After this explanation it becomes clear that a full or consanguine sister inherits in three different ways. She is a sharer if she has no brother and the decedent no daughter, a 'residuary through another' if she has a brother, and a 'residuary along with another' if the decedent has a daughter. The same applies in the case of two or more sisters. It also becomes clear that full and consanguine paternal uncles will not share in the heritage along with the daughter except in the absence of full or consanguine brothers and sisters.

The four Sunni schools concur that if there is a single residuary without any sharers, he will inherit the whole heritage, and in the presence of a sharer he will take the remainder after the sharer has taken his share. If there is no residuary, according to the Maliki and the Shafi'i schools, the excess will escheat to the bayt al-mal, and according to the Hanafi and the Hanbali schools it goes to the sharers by way of 'return' (radd), and the estate will not escheat to the bayt al-mal in the absence of sharers, residuaries and distant kindred.

The Residuaries From the Imami Viewpoint

The Imamiyyah do not recognize these three different kinds of residuaries and limit the heirs to 'sharers' and 'residuaries' without differentiating between male and female residuaries. Hence, a single son is entitled to the whole estate; a single daughter and a single sister too are similarly entitled. They classify the heirs, both males and females, into three categories:

1. Parents and children, how lowsoever.

2. Brothers and sisters (and their children), how lowsoever, and grandparents, both paternal and maternal, how highsoever.

3. Paternal and maternal uncles and aunts and their children.4

Whenever there exists a male or a female heir in the higher category, it will prevent all others belonging to the lower category from inheriting, whereas in the opinion of all the other schools these different categories may combine and inherit together, and at times all the three categories may inherit together, such as a mother along with a uterine sister and a full paternal uncle, in which case the mother receives one-third, the sister one-sixth, and the uncle the remainder.

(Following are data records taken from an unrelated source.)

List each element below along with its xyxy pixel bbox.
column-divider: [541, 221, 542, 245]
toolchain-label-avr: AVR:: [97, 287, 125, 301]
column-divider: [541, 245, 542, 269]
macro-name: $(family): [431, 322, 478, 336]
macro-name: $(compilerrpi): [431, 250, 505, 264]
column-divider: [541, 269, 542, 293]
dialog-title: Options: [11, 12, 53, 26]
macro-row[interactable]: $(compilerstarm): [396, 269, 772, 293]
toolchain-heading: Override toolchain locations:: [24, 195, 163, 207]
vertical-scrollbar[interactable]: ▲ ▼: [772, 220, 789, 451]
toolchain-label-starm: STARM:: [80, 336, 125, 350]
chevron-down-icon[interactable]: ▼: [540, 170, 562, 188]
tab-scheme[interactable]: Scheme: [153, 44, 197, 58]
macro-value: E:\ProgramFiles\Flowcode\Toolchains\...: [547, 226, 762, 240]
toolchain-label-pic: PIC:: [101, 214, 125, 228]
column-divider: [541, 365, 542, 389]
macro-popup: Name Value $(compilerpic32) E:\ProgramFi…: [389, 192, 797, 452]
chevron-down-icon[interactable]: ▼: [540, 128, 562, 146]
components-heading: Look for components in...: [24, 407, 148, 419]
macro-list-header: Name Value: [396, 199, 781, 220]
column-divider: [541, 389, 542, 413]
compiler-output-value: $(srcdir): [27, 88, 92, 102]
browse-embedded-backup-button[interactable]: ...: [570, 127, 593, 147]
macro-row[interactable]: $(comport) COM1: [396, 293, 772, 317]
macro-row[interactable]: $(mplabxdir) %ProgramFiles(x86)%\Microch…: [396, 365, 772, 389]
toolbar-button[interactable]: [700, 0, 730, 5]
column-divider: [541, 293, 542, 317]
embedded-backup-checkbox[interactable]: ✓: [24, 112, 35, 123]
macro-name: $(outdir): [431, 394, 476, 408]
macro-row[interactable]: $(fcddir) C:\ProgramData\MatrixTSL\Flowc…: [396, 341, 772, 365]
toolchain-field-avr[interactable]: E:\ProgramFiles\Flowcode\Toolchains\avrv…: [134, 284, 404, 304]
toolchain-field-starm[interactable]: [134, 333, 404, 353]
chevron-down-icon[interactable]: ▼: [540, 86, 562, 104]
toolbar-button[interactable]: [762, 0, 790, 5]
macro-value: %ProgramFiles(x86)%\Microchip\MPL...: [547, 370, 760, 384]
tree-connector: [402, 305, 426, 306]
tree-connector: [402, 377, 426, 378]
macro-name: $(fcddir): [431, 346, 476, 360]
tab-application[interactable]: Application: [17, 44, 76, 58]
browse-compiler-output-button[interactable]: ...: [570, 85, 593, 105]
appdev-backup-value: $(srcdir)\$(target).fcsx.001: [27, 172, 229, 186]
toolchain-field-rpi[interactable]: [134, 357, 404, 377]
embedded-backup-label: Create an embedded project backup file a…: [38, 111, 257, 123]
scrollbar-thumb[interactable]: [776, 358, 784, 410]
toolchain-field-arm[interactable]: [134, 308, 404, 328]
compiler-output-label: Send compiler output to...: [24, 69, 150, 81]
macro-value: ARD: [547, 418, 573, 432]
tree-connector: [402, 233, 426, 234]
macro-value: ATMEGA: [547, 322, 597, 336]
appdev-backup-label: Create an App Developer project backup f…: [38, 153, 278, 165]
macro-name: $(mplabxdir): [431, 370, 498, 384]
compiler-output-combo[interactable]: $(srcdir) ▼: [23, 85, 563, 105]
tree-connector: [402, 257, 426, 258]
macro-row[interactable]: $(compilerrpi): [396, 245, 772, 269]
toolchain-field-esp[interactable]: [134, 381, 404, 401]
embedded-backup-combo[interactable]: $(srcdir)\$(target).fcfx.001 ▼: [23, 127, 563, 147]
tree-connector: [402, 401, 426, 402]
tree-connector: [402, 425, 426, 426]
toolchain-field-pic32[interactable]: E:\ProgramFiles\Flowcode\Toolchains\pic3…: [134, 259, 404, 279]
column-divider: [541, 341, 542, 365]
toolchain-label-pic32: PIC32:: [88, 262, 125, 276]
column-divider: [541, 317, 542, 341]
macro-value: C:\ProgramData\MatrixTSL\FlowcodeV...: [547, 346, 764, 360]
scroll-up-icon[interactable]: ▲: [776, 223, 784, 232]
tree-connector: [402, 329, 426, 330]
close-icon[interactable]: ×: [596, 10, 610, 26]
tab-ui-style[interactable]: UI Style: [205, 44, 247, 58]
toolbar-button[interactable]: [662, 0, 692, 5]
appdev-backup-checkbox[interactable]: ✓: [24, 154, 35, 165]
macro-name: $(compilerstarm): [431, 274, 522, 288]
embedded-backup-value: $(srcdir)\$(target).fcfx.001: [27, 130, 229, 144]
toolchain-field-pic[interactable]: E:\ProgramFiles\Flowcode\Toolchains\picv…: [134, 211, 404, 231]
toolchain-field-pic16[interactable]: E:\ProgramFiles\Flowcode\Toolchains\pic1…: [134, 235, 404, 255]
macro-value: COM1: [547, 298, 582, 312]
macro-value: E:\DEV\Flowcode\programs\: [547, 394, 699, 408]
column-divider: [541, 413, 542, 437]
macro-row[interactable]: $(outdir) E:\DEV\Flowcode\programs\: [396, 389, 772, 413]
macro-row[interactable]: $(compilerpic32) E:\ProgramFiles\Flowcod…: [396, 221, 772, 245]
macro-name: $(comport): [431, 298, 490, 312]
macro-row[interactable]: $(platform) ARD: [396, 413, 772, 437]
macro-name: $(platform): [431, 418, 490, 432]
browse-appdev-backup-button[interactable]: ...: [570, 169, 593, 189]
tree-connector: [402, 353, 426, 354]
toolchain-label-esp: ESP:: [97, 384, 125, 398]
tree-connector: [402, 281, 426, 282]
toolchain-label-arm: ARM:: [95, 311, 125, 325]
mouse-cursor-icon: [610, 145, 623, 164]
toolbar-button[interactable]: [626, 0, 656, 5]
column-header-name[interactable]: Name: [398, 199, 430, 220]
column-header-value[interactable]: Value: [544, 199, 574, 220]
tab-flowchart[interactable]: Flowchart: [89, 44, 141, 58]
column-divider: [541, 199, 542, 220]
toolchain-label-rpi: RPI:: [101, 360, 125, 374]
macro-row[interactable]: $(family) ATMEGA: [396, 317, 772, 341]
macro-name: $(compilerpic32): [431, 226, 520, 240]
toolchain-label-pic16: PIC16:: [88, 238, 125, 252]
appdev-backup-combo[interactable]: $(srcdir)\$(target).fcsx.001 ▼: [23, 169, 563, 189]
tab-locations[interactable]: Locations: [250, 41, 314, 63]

  • 1. 'Abd al-Muta'al al-asa’idi, al-Mirath fi al-Shari 'at al-'lsllimiyyah, 5th ed., p. 14.
  • 2. 'Asabiyyah is of two types, related to nasab or sabab, and by sabab is meant the wila' of the manumitter and his children.
  • 3. A single daughter and daughters, according to the Imamiyyah inherit as sharers as well as by 'return,' similarly, a single sister and sisters. But a son's daughter/daughters take the share of the person through whom they are related, that is the son.
  • 4. These three categories of heirs are natural, because there is no intermediary between the decedent and his/her parents and children; hence they belong to the first category. Subsequently, after them, come the brothers/sisters and the grandparents, because they are related to the decedent through a single intermediary, the parents; hence, they belong to the second category. After them is the category of the paternal and maternal uncles/aunts, because they are related to the decedent through two intermediaries, i.e. the grandfather or the grandmother, and the father or the mother; hence they belong to the third category.